当前位置:网站首页>[2022 freshmen learning] key points of the third week
[2022 freshmen learning] key points of the third week
2022-07-29 05:03:00 【AI frontier theory group @ouc】
1、Batch Normalization
Use BN What we need to pay attention to when :
- Because the mean and variance will be counted in real time during training , However, historical statistical values should be used in the test , Not current , So set it up . stay pytorch You can create a model by model.train() and model.eval() Method control .( Similar to that Dropout)
- batch size Set it as large as possible , The larger the setting, the closer the mean and variance are to the real distribution of the whole data set .( But also consider your hardware )
- take BN Layer on the convolution layer (Conv) And activation layer ( for example ReLU) Between , And don't use bias in the convolution layer bias.
2、 Grouping convolution

Group Convolution It's about input feature map Grouping , Then each group is convoluted separately . If divided into G Group , Then the parameter quantity will be reduced to the original 1/G.
Speed up : Theoretically, it can improve the speed of the network , But in fact, there may not be 3X3 High convolution efficiency , This is because pytorch Specifically for 3X3 The convolution of is optimized , Grouping convolution destroys this optimization .
Accuracy improvement : Grouping can transform features into several subspaces (subspace), Have a more comprehensive understanding of image information . Something like Transformer Inside Multi-Head Self-Attention, It's just Transformer Inside is the grouping of attention calculation , It was called “ long position ”, And the group convolution is right convolution grouping .
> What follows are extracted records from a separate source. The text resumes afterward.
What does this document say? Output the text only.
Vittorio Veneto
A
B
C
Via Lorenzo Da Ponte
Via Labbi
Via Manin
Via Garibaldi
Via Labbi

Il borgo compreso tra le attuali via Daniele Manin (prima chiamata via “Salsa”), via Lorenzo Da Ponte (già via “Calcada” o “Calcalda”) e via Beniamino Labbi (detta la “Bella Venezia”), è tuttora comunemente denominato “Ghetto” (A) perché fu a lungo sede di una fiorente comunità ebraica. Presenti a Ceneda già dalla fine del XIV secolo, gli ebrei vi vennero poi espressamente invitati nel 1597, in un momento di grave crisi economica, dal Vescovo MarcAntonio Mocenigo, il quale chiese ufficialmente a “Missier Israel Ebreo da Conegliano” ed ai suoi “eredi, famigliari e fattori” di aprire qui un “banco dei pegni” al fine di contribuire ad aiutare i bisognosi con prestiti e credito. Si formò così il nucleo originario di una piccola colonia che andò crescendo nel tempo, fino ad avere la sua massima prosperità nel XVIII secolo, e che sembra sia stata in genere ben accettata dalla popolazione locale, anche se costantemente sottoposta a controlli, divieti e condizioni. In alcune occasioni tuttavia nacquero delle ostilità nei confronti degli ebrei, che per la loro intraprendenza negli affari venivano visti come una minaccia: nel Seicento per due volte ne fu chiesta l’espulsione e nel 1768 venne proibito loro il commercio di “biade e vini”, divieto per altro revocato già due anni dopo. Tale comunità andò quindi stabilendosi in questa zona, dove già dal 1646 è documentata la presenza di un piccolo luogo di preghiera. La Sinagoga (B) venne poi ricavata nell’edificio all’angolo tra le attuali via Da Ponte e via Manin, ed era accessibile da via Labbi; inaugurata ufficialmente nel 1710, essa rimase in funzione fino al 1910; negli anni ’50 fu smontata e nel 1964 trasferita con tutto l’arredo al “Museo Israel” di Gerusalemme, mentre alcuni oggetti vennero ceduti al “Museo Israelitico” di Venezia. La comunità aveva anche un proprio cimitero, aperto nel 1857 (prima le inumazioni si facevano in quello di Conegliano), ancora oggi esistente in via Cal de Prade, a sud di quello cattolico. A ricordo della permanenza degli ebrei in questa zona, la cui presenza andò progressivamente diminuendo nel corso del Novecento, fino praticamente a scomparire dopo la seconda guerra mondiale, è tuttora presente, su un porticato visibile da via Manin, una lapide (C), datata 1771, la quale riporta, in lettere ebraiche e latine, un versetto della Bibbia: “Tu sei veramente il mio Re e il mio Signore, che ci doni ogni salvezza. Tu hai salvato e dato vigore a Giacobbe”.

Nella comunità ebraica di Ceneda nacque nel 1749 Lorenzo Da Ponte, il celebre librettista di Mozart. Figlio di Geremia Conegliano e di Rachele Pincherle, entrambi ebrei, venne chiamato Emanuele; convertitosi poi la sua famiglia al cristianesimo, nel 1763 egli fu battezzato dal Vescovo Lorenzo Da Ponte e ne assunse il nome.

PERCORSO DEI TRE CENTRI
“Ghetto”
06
Transformer From natural language processing , In a real language environment , Every word and different words , Have different relationships . You can use different Attention To complement these different relationships . The above figure shows three attention, That is, three subspaces , You can better learn this relationship in subspace .

AlexNet There is also a classic discovery in , The first three lines in the above figure are GPU1 Learned filter , The last three lines are GPU2 Learned filter . You can find a major learning texture 、 Gradient information , Another major learning color information , It can be understood as different subspaces .
3、Res2Net

From the work of chengmingming teacher group of Nankai University , Characteristics of the group + The perfect combination of multiple scales . Two experiments in this paper discuss the grouping of features . It can be seen that , With the improvement of scale , Accuracy will improve , The speed will decrease . and , Grouping is greater than 4 When , Relative to grouping as 4 The improvement is not very obvious . therefore , Feature grouping is not the more the better , Increasing the number of groups will increase the calculation consumption , Need a certain balance .


边栏推荐
- IOS interview preparation - Online
- On prepayment of house purchase
- Data Lake: spark, a distributed open source processing engine
- 使用更灵活、更方便的罗氏线圈
- Reveal安装配置调试
- JDBC statement + resultset introduction
- 如何避免示波器电流探头损坏
- Sparksql inserts or updates in batches and saves data to MySQL
- IDEA中使用注解Test
- 如何安装office2010安装包?office2010安装包安装到电脑上的方法
猜你喜欢

Improve the readability of your regular expressions a hundred times

GCC Basics

带你一文理解JS数组

How is the entered query SQL statement executed?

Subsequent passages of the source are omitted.